After serving as Lecturer and then Reader at the London School of Economics, he moved to the United States in 1961, first to Johns Hopkins and in 1966 to Columbia where he remained for the rest of his career. He was twice Chairman of the Economics Department. Among the many graduate and undergraduate courses that he taught was a very popular seminar on Economics and Philosophy jointly with the philosopher Sidney Morgenbesser.
An economist who relied on the power of his ideas and not on self-promotion to diffuse them, he was nonetheless extremely well known and esteemed in the profession. Several honors came his way, among them election to Fellowship in the Econometric Society and in the American Academy of Arts and Sciences, and election as a Distinguished Fellow of the American Economic Association. He was also listed among 100 entries in a 1985 volume on Great Economists since Keynes.
According to the economist Jagdish Bhagwati, “He was widely regarded as a potential recipient of the Nobel Prize, for the notable impact that had been made by his contributions to the theory of second best and the integration of variety into economic theory. He joins the list of extraordinary economists such as Joan Robinson, Roy Harrod and Mancur Olson whom death deprived of this singular honor.”
His first marriage was to Lorraine Cross. In 1963 he married Deborah Grunfeld, a lawyer and the widow of the economist Yehuda Grunfeld. Their marriage was a happy one, filled with the exchange of ideas as well as devotion to children and grandchildren. His children, Clifton Lancaster, a statistician, and Gilead Lancaster, a cardiologist, both live in Connecticut. He was a doting grandparent, and loved to be with his grandchildren Ian, Neal, Peter, Meredith and Chloe, who adored him and looked up to him. Deborah, his children and grandchildren survive him.
Kelvin and Deborah traveled together all over the world; he was especially interested in Indian art and civilization. They traveled often to Israel to see family members and a multitude of friends. He spent a Sabbatical year at the Hebrew University, and he thought of Israel as a virtual second home. Long-time residents of Morningside Heights, they also had a home in Connecticut where he loved to look out over Candlewood Lake and watch and photograph the changing seasons. He spent many happy hours with his grandchildren there. He brought his powers of concentration and love of the perfect detail to model-building: trains and later boats.

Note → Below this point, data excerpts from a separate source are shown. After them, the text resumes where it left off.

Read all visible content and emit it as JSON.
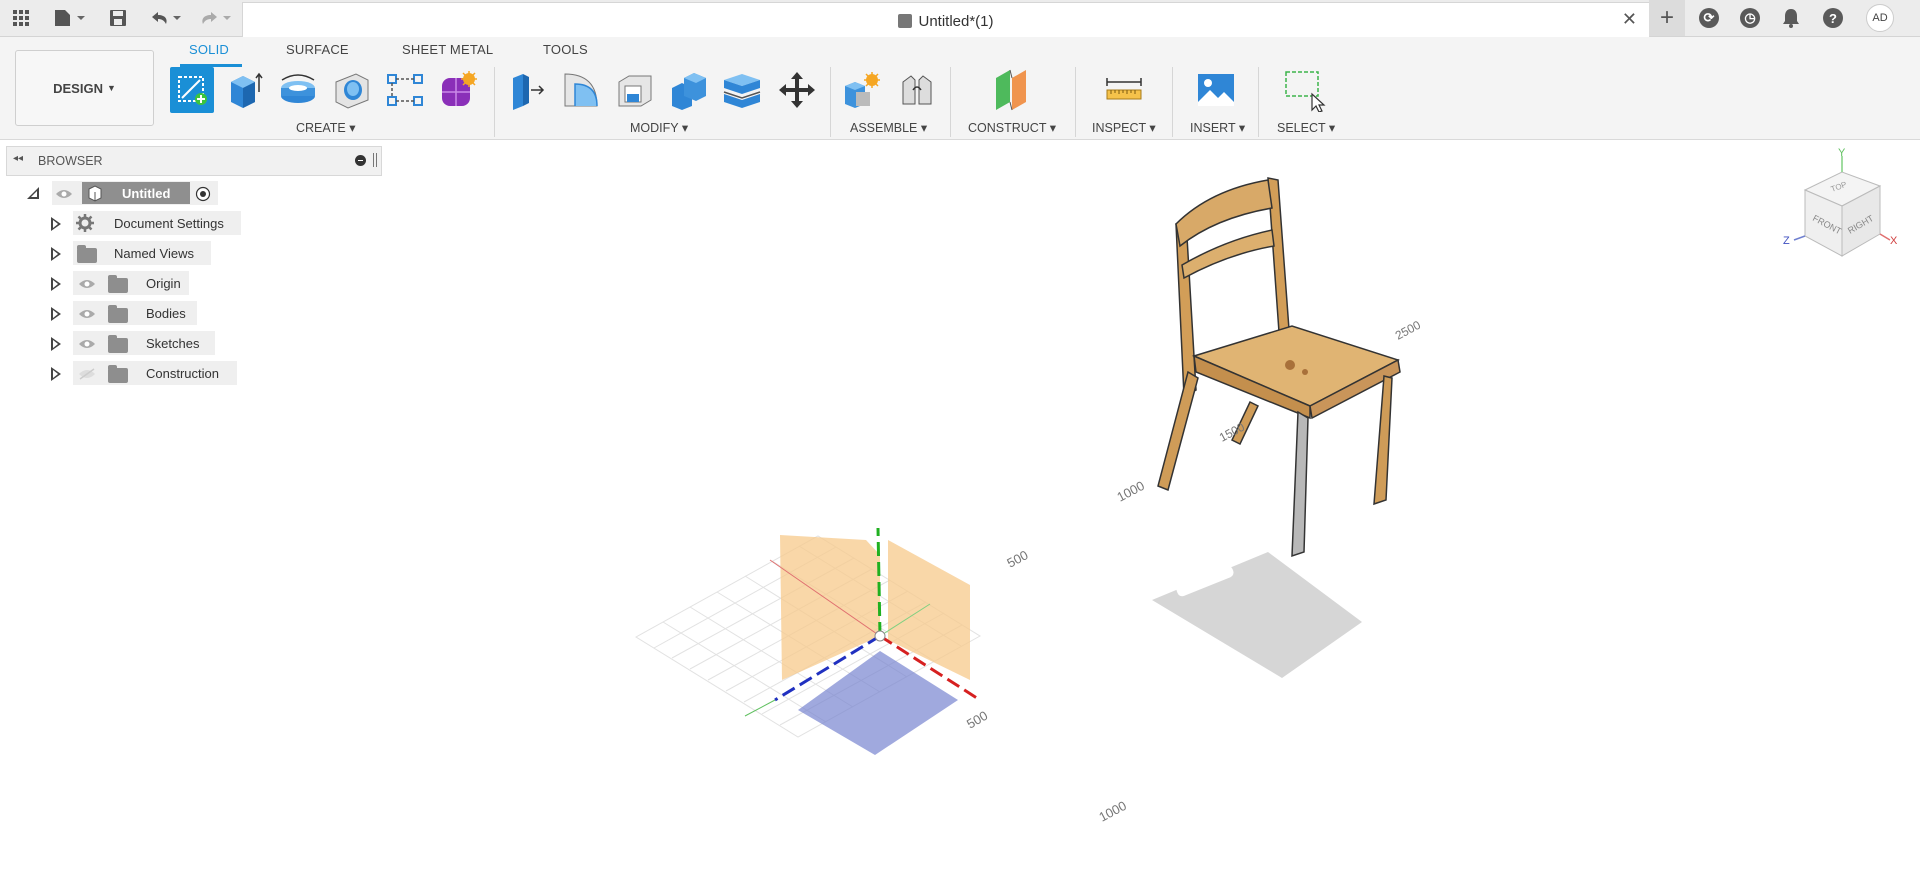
{
  "window": {
    "title": "Untitled*(1)"
  },
  "toolbar": {
    "workspace": "DESIGN",
    "tabs": [
      "SOLID",
      "SURFACE",
      "SHEET METAL",
      "TOOLS"
    ],
    "groups": {
      "create": "CREATE",
      "modify": "MODIFY",
      "assemble": "ASSEMBLE",
      "construct": "CONSTRUCT",
      "inspect": "INSPECT",
      "insert": "INSERT",
      "select": "SELECT"
    }
  },
  "user": {
    "initials": "AD"
  },
  "browser": {
    "title": "BROWSER",
    "root": "Untitled",
    "items": [
      "Document Settings",
      "Named Views",
      "Origin",
      "Bodies",
      "Sketches",
      "Construction"
    ]
  },
  "viewport": {
    "dimension_labels": [
      "500",
      "500",
      "1000",
      "1000",
      "2500",
      "1500"
    ],
    "viewcube": {
      "top": "TOP",
      "front": "FRONT",
      "right": "RIGHT",
      "x": "X",
      "y": "Y",
      "z": "Z"
    }
  },
  "colors": {
    "accent": "#1a8fd6",
    "x_axis": "#d62020",
    "y_axis": "#20b020",
    "z_axis": "#2030c0",
    "wood": "#d9a85f"
  }
}
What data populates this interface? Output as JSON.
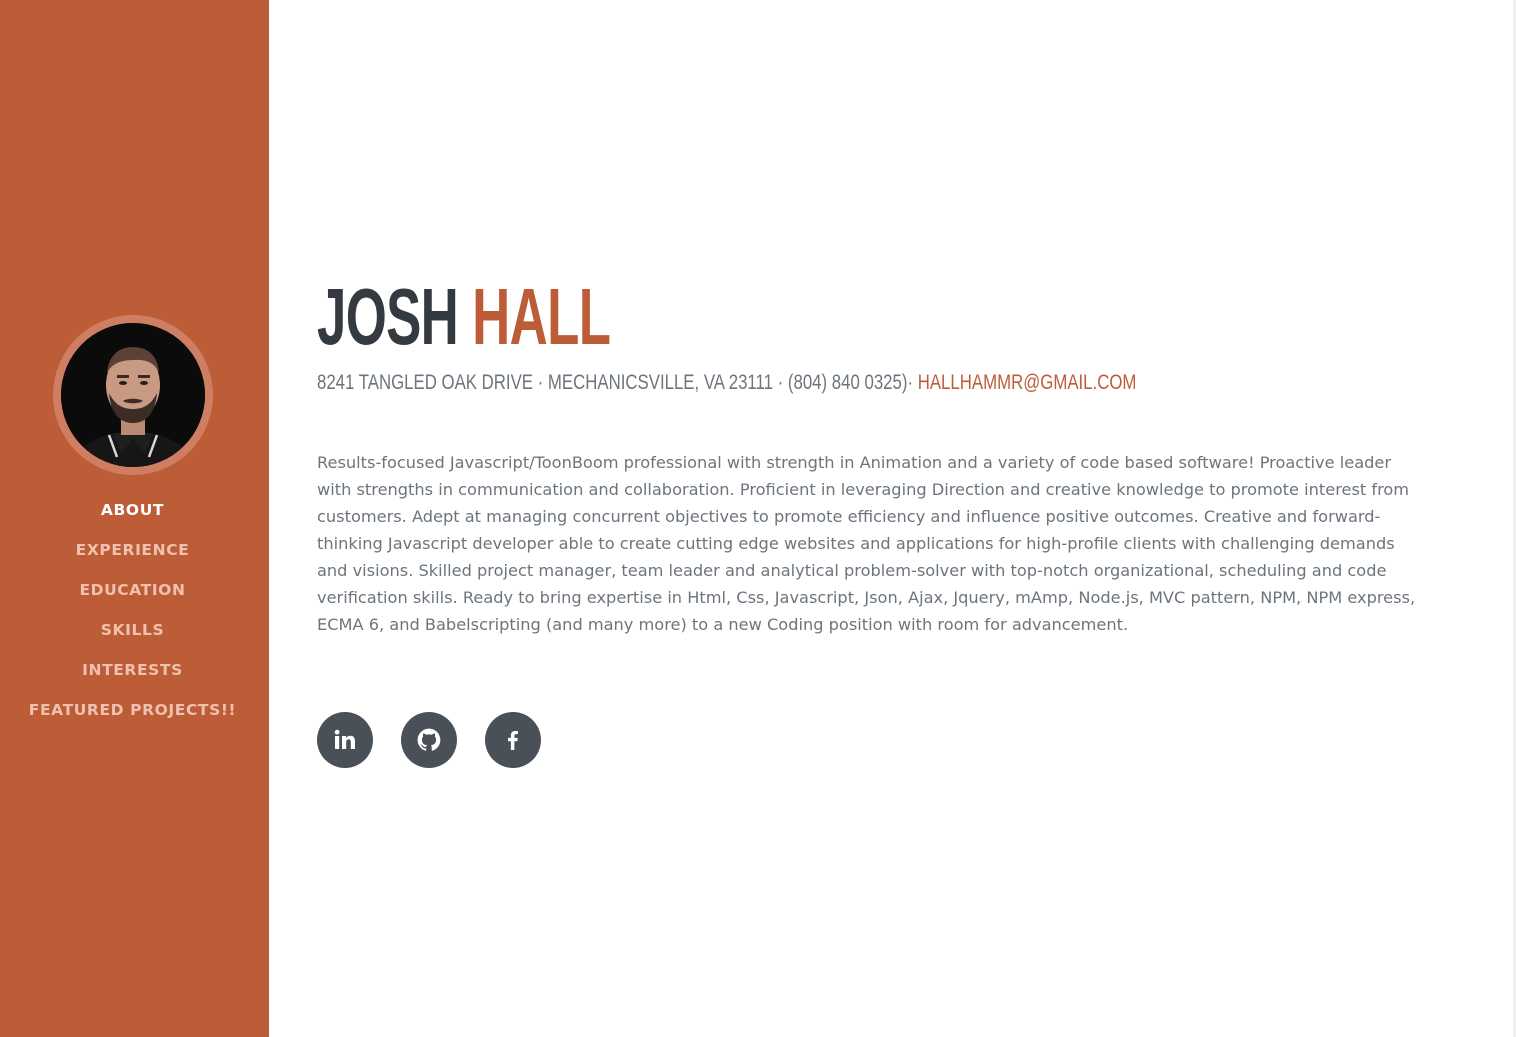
{
  "sidebar": {
    "avatar_alt": "Profile photo",
    "nav": [
      {
        "label": "ABOUT",
        "active": true
      },
      {
        "label": "EXPERIENCE",
        "active": false
      },
      {
        "label": "EDUCATION",
        "active": false
      },
      {
        "label": "SKILLS",
        "active": false
      },
      {
        "label": "INTERESTS",
        "active": false
      },
      {
        "label": "FEATURED PROJECTS!!",
        "active": false
      }
    ]
  },
  "main": {
    "first_name": "JOSH",
    "last_name": "HALL",
    "contact": {
      "address": "8241 Tangled Oak Drive · Mechanicsville, VA 23111 · (804) 840 0325)· ",
      "email": "hallhammr@gmail.com"
    },
    "bio": "Results-focused Javascript/ToonBoom professional with strength in Animation and a variety of code based software! Proactive leader with strengths in communication and collaboration. Proficient in leveraging Direction and creative knowledge to promote interest from customers. Adept at managing concurrent objectives to promote efficiency and influence positive outcomes. Creative and forward-thinking Javascript developer able to create cutting edge websites and applications for high-profile clients with challenging demands and visions. Skilled project manager, team leader and analytical problem-solver with top-notch organizational, scheduling and code verification skills. Ready to bring expertise in Html, Css, Javascript, Json, Ajax, Jquery, mAmp, Node.js, MVC pattern, NPM, NPM express, ECMA 6, and Babelscripting (and many more) to a new Coding position with room for advancement.",
    "social": [
      {
        "icon": "linkedin-icon"
      },
      {
        "icon": "github-icon"
      },
      {
        "icon": "facebook-icon"
      }
    ]
  },
  "colors": {
    "primary": "#bd5d38",
    "dark": "#343a40",
    "muted": "#6c757d",
    "social_bg": "#495057",
    "nav_inactive": "#f0c1af",
    "nav_active": "#ffffff"
  }
}
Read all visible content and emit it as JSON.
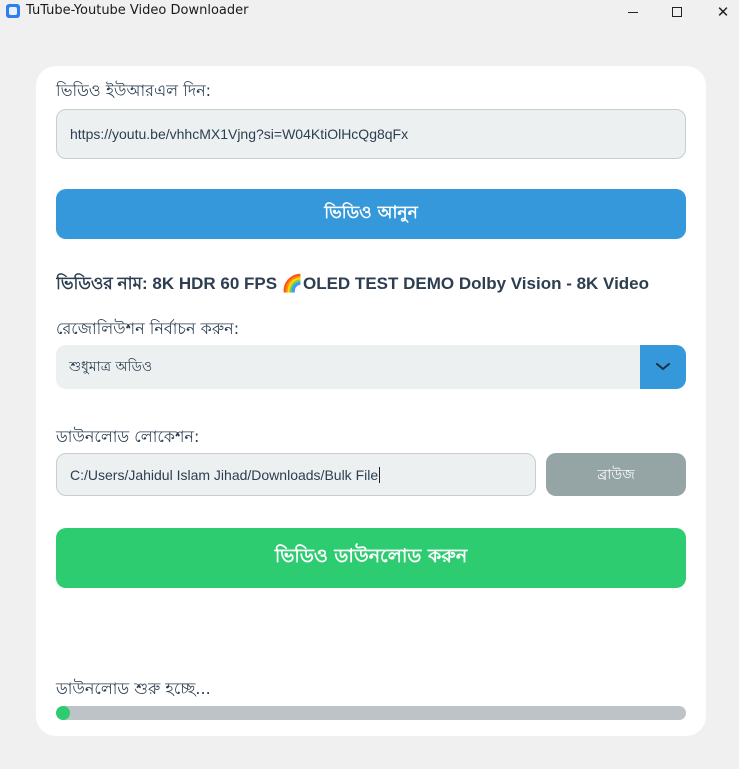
{
  "window": {
    "title": "TuTube-Youtube Video Downloader",
    "controls": {
      "minimize": "minimize",
      "maximize": "maximize",
      "close": "✕"
    }
  },
  "url_section": {
    "label": "ভিডিও ইউআরএল দিন:",
    "value": "https://youtu.be/vhhcMX1Vjng?si=W04KtiOlHcQg8qFx",
    "fetch_button": "ভিডিও আনুন"
  },
  "video_name": "ভিডিওর নাম: 8K HDR 60 FPS 🌈OLED TEST DEMO Dolby Vision - 8K Video",
  "resolution": {
    "label": "রেজোলিউশন নির্বাচন করুন:",
    "selected": "শুধুমাত্র অডিও"
  },
  "location": {
    "label": "ডাউনলোড লোকেশন:",
    "value": "C:/Users/Jahidul Islam Jihad/Downloads/Bulk File",
    "browse_button": "ব্রাউজ"
  },
  "download_button": "ভিডিও ডাউনলোড করুন",
  "status": {
    "text": "ডাউনলোড শুরু হচ্ছে...",
    "progress": 0.02
  },
  "colors": {
    "primary": "#3498db",
    "success": "#2ecc71",
    "muted": "#95a5a6",
    "text": "#2c3e50"
  }
}
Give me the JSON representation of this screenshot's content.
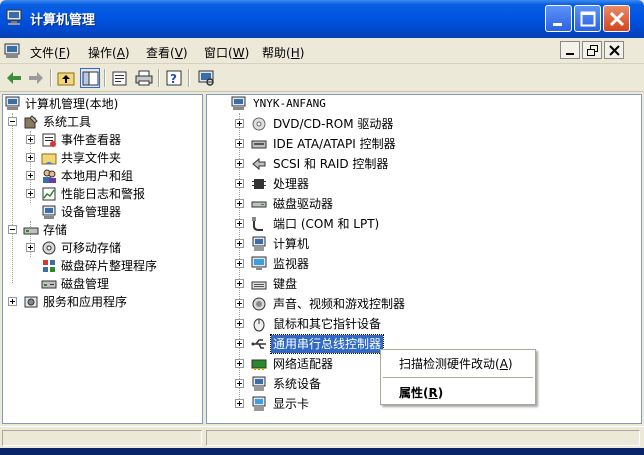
{
  "window": {
    "title": "计算机管理"
  },
  "menu": [
    {
      "label": "文件(",
      "key": "F",
      "end": ")"
    },
    {
      "label": "操作(",
      "key": "A",
      "end": ")"
    },
    {
      "label": "查看(",
      "key": "V",
      "end": ")"
    },
    {
      "label": "窗口(",
      "key": "W",
      "end": ")"
    },
    {
      "label": "帮助(",
      "key": "H",
      "end": ")"
    }
  ],
  "left_tree": [
    {
      "label": "计算机管理(本地)",
      "icon": "computer-management-icon"
    },
    {
      "label": "系统工具",
      "icon": "system-tools-icon"
    },
    {
      "label": "事件查看器",
      "icon": "event-viewer-icon"
    },
    {
      "label": "共享文件夹",
      "icon": "shared-folder-icon"
    },
    {
      "label": "本地用户和组",
      "icon": "users-icon"
    },
    {
      "label": "性能日志和警报",
      "icon": "performance-icon"
    },
    {
      "label": "设备管理器",
      "icon": "device-manager-icon"
    },
    {
      "label": "存储",
      "icon": "storage-icon"
    },
    {
      "label": "可移动存储",
      "icon": "removable-storage-icon"
    },
    {
      "label": "磁盘碎片整理程序",
      "icon": "defrag-icon"
    },
    {
      "label": "磁盘管理",
      "icon": "disk-management-icon"
    },
    {
      "label": "服务和应用程序",
      "icon": "services-icon"
    }
  ],
  "right_tree": {
    "root": "YNYK-ANFANG",
    "items": [
      {
        "label": "DVD/CD-ROM 驱动器",
        "icon": "cdrom-icon"
      },
      {
        "label": "IDE ATA/ATAPI 控制器",
        "icon": "ide-controller-icon"
      },
      {
        "label": "SCSI 和 RAID 控制器",
        "icon": "scsi-icon"
      },
      {
        "label": "处理器",
        "icon": "processor-icon"
      },
      {
        "label": "磁盘驱动器",
        "icon": "disk-drive-icon"
      },
      {
        "label": "端口 (COM 和 LPT)",
        "icon": "port-icon"
      },
      {
        "label": "计算机",
        "icon": "computer-icon"
      },
      {
        "label": "监视器",
        "icon": "monitor-icon"
      },
      {
        "label": "键盘",
        "icon": "keyboard-icon"
      },
      {
        "label": "声音、视频和游戏控制器",
        "icon": "sound-icon"
      },
      {
        "label": "鼠标和其它指针设备",
        "icon": "mouse-icon"
      },
      {
        "label": "通用串行总线控制器",
        "icon": "usb-icon"
      },
      {
        "label": "网络适配器",
        "icon": "network-icon"
      },
      {
        "label": "系统设备",
        "icon": "system-device-icon"
      },
      {
        "label": "显示卡",
        "icon": "display-adapter-icon"
      }
    ],
    "selected_index": 11
  },
  "context_menu": {
    "scan": "扫描检测硬件改动(",
    "scan_key": "A",
    "scan_end": ")",
    "props": "属性(",
    "props_key": "R",
    "props_end": ")"
  },
  "colors": {
    "selection": "#316ac5",
    "titlebar": "#0054e3"
  }
}
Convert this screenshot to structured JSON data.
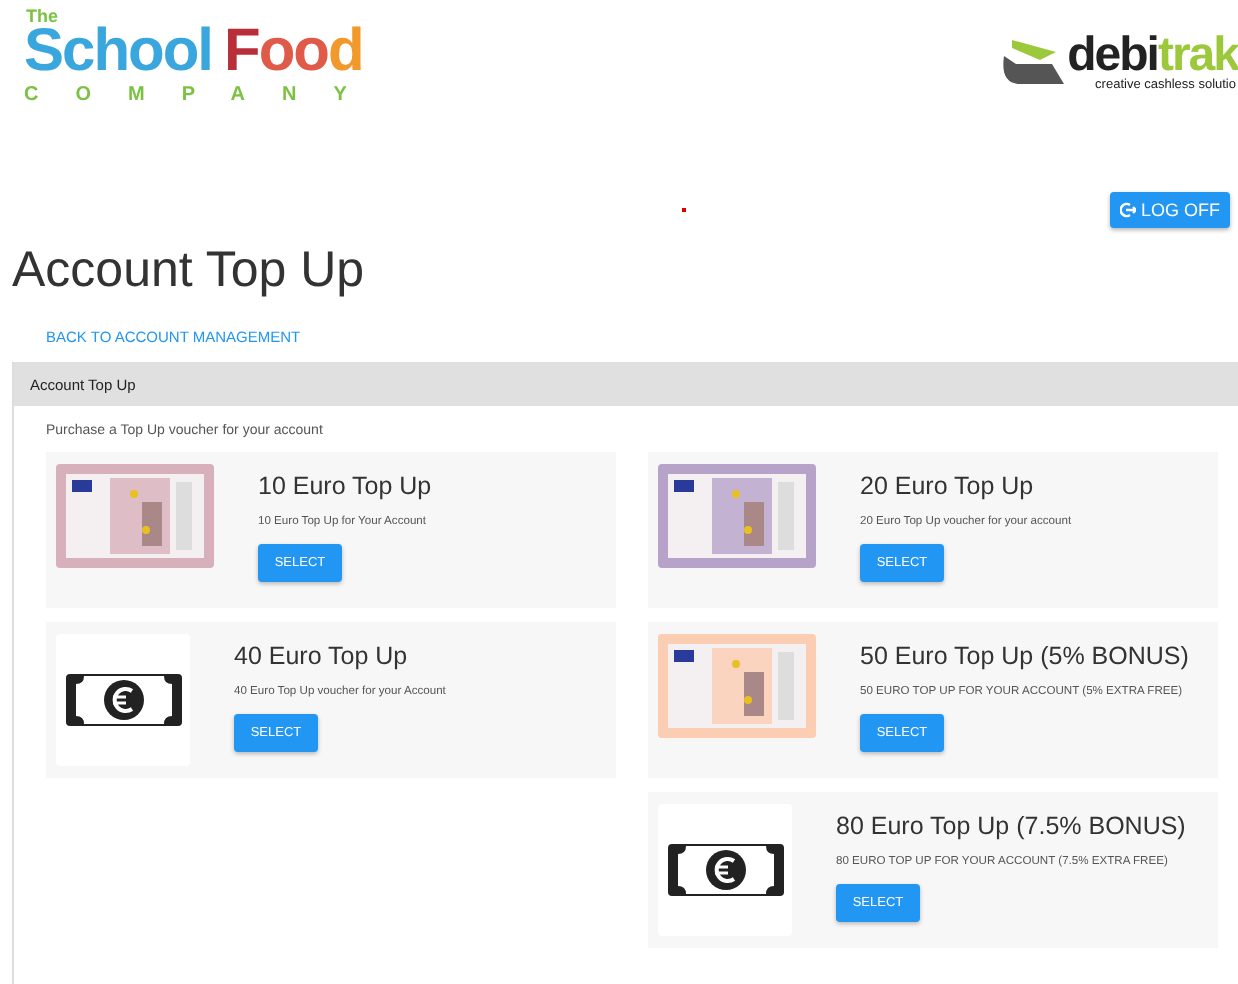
{
  "header": {
    "brand_left": {
      "small": "The",
      "word_1": "School",
      "word_2": "F",
      "word_3": "oo",
      "word_4": "d",
      "sub": "COMPANY"
    },
    "brand_right": {
      "word_1": "debi",
      "word_2": "trak",
      "tagline": "creative cashless solutio"
    }
  },
  "log_off": "LOG OFF",
  "title": "Account Top Up",
  "back_link": "BACK TO ACCOUNT MANAGEMENT",
  "panel": {
    "heading": "Account Top Up",
    "intro": "Purchase a Top Up voucher for your account",
    "columns": [
      [
        {
          "kind": "note",
          "color": "#d8b0bc",
          "title": "10 Euro Top Up",
          "description": "10 Euro Top Up for Your Account",
          "button": "SELECT"
        },
        {
          "kind": "cash",
          "title": "40 Euro Top Up",
          "description": "40 Euro Top Up voucher for your Account",
          "button": "SELECT"
        }
      ],
      [
        {
          "kind": "note",
          "color": "#b7a3c9",
          "title": "20 Euro Top Up",
          "description": "20 Euro Top Up voucher for your account",
          "button": "SELECT"
        },
        {
          "kind": "note",
          "color": "#fbcdb2",
          "title": "50 Euro Top Up (5% BONUS)",
          "description": "50 EURO TOP UP FOR YOUR ACCOUNT (5% EXTRA FREE)",
          "button": "SELECT"
        },
        {
          "kind": "cash",
          "title": "80 Euro Top Up (7.5% BONUS)",
          "description": "80 EURO TOP UP FOR YOUR ACCOUNT (7.5% EXTRA FREE)",
          "button": "SELECT"
        }
      ]
    ]
  }
}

He was a loving and devoted husband, father, grandfather, teacher and friend, whose wit and good humor always cheered you, and whose insights and compassion always helped you. While admired by all for the power of his intellect, Kelvin Lancaster was loved by colleagues, friends and students for the gentleness and kindness of his character. As his friend Sidney Morgenbesser said on hearing of his passing “There is no virtue that Kelvin did not have”.